Nous disons aujourd’hui adieu à un père et un frère qui nous est cher. Un instructeur et un guide qui nous quitte. Nous saluons Cheikh Mahmoud Bouzouzou qui a rendu l’âme ce jeudi 27 septembre 2007 en début d’après midi, au milieu du mois du Ramadhan.

Cheikh Bouzouzou est né le 22 février 1918 à Bejaïa, une ville algérienne de science dont il était fier et n’a cessé d’avoir la nostalgie. Il a d’ailleurs choisi d’être inhumé en son sein. Il a passé une partie de sa jeunesse à Constantine sous l’œil attentif de cheikh Abdelhamid Benbadis et en compagnie d’autres membres de l’Association des Oulémas algériens. Après avoir terminé ses études, il s’est consacré à l’enseignement dans une Algérie que l’occupant français voulait noyer dans l’analphabétisme. Il a ainsi contribué à la fondation de mosquées et d’écoles privées pour enseigner l’arabe, langue combattue à l’époque coloniale.
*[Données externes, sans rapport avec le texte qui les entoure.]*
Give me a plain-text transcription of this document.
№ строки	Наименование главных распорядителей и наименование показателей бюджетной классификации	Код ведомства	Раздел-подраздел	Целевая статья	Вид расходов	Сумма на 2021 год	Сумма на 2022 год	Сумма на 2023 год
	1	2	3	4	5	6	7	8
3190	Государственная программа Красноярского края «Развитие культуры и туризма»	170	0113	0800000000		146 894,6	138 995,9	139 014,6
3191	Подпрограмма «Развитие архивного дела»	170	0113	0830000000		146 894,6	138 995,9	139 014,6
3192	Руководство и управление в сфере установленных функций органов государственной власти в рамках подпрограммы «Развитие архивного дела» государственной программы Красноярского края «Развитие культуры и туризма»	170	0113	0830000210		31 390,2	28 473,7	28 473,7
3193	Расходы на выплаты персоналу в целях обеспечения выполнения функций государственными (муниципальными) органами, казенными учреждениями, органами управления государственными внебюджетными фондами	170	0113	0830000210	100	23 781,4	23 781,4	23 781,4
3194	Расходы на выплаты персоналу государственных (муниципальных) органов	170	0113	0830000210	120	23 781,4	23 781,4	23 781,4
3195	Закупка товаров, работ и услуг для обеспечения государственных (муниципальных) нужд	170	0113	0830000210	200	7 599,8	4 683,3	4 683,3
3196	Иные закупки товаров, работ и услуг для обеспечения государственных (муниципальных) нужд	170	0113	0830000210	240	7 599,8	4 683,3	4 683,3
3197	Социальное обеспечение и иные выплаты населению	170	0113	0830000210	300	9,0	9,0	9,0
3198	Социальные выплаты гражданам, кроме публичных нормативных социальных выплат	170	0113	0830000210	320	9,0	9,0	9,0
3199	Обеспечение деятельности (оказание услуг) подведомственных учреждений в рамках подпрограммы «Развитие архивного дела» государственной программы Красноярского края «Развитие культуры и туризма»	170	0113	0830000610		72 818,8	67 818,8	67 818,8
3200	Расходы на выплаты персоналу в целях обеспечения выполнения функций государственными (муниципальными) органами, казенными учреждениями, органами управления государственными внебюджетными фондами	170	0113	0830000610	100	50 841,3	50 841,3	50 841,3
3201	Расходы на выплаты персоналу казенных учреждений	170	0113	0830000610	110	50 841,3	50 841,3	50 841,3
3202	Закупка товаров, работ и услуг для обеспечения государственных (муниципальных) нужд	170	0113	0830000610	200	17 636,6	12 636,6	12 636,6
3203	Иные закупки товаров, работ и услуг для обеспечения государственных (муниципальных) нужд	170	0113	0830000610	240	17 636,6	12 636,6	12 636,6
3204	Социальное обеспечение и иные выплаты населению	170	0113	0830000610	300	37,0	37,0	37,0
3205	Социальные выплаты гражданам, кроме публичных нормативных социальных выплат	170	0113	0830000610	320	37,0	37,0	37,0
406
Il était l’un des pionniers du Mouvement des scouts musulmans algériens au milieu des années 1940. En tant que Guide Général il a contribué à la formation de toute une génération de militants de la cause nationale,, dont certains ont été les initiateurs de la Révolution algérienne, et dont la plupart l’ont rejointe, beaucoup d’entre eux y ont d’ailleurs trouvé le martyre. Il était aussi l’un des pionniers du journalisme algérien engagé à travers ses écrits dans « al-Bassaïr » et « al-Manar ». Cette dernière publication qu’il dirigeait était au début des années 1950 une tribune remarquable dans la lutte contre l’occupation française et le dévoilement de crimes coloniaux, notamment les massacres de mai 1945. « al-Manar » était un outil efficace de conscientisation politique.

Cheikh Bouzouzou était incontestablement l’un des pionniers du Mouvement national algérien, appelant à l’unification de ses diverses composantes. Les autorités coloniales le considéraient d’ailleurs comme l’un des pères spirituels de la Guerre de libération nationale et le classaient comme « un dangereux élément subversif ». C’est ce que révèlent les notes des services de renseignement français découvertes dans les archives françaises récemment déclassées. Ses positions nationalistes lui ont valu beaucoup d’ennuis : la prison et la torture, puis l’expatriation. Il s’est exilé d’abord au Maroc, ensuite en Europe, où il s’est rendu dans plusieurs villes avant de s’établir à Genève.

A Genève, il s’est dédié au service de la communauté musulmane, à l’enseignement de la langue arabe et à la présentation de la religion et la civilisation islamiques. Il a été l’un des fondateurs du Centre islamique en 1961 et a contribué à la constitution de la Fondation culturelle islamique en 1975. Il a occupé dans ces deux institutions la fonction d’imam. Il a aussi été membre du Conseil de la Fondation Cordoue dont il a bien voulu héberger son premier siège chez lui. Il a été professeur de langue arabe pendant une vingtaine d’années à l’Ecole d’interprétariat de Genève et à l’ONU. Il accordait une attention toute particulière aux jeunes. Il les accueillait dans son bureau ou à son domicile. Il les écoutait et leur prodiguait des conseils. Il veillait à leur conscientisation.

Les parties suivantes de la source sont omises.